Tous les exercices qui, en donnant au corps la force, la souplesse, l’adresse, l’aident à servir l’énergie du caractère, à obéir rapidement aux inspirations du courage, entrèrent dans l’éducation du jeune palatin. A l’âge où l’on met à peine nos enfans sur un cheval de bois, le jeune prince, monté sur un petit jougre, race de chevaux vifs et agiles particulière au pays, suivait au galop les grandes chasses de son père. Le cheval et les passes brillantes du cavalier sont encore la passion favorite des Hongrois.

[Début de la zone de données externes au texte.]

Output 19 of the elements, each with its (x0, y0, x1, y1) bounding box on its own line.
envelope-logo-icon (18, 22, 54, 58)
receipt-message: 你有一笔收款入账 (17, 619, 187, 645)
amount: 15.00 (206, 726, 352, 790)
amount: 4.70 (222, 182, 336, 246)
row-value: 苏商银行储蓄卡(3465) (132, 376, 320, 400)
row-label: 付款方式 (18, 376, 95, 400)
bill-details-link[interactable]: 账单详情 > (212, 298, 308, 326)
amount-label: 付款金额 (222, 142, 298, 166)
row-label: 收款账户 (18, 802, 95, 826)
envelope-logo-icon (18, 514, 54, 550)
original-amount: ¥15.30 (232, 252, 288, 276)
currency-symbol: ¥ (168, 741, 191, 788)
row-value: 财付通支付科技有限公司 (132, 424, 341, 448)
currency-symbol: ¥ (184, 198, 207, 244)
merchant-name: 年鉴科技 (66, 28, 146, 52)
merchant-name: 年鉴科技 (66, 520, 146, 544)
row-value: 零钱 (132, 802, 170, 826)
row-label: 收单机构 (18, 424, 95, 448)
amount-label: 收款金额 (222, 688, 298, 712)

Il semble, à l’aisance naturelle qu’ils y apportent, qu’ils sont nés à cheval. Avant quinze ans, ils vont choisir et dompter, dans les vastes pustaz[1], le cheval qui les a tentés. Dès ce moment, ils sont cinq à six heures par jour à cheval, à la chasse, au manège, en voyage. L’Europe, en appelant du nom hongrois de huzar (homme de cheval) ses cavaliers les plus brillans et les plus braves, a reconnu l’incontestable supériorité des Hongrois. Armés du sabre recourbé, l’arme

  1. On appelle ainsi les pâturages entre le Danube et la Theiss, où paissent de nombreux troupeaux de chevaux et de boeufs.